Was für sie nur ein Experiment ist, ist für ihn Schicksal, und das obwohl er Pegeen durchschaut. Mit erbarmungsloser erzählerischer Konsequenz lässt Philip Roth in „Die Demütigung” seine Grundthemen, Altern und Sterben, Selbsttäuschung und neurotische Männlichkeit, angereichert mit dem Ferment einer qualvollen erotischen Travestie, in der Theater-Metapher zusammenschießen: Dass wir zwar jede Rolle spielen, aber nicht jede leben können. Dass die Freiheit, die Partner ebenso wechseln zu können wie die sexuelle Orientierung, auf einer Täuschung beruht. Und dass das Leben nicht aus Optionen besteht, sondern aus Prägungen. Simon Axler, der auf seine verwirrende Biographie „aufgespießt war wie auf einen Pfahl”, zeigt exemplarisch, dass man seine entscheidenen Fehler genauso wenig zu vermeiden vermag, wie sich ein Schauspieler „die schlechte Vorstellung vom Abend noch einmal vornehmen und verbessern” kann. Kaum je hat Philip Roth die hämische Macht des Fatums so profund und literarisch meisterhaft vorgeführt wie in „Die Demütigung”, einem Roman, der das Leben als grimmige Komödie entlarvt: zutiefst lächerlich und schmerzhaft zugleich.

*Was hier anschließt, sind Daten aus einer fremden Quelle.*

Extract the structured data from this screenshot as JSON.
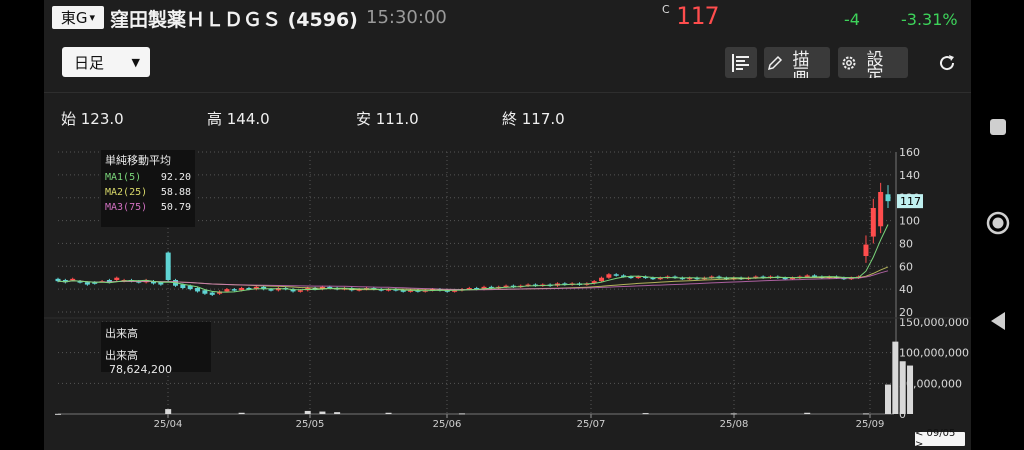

Am Ende des Buches wird Simon Axler einen letzten Triumph als Schauspieler erringen. Diesmal aber nicht, indem er so tut, als sei etwas nur Vorgestelltes wirklich, sondern indem er so tut, als wäre das Wirkliche nur vorgestellt. Oder, um es mit Tschechow zu sagen: Die Sache ist die, Simon Axler hat sich erschossen. CHRISTOPHER SCHMIDT
PHILIP ROTH: Die Demütigung. Roman. Aus dem Amerikanischen von Dirk van Gunsteren. Carl Hanser Verlag, München 2010. 144 Seiten, 15,90 Euro.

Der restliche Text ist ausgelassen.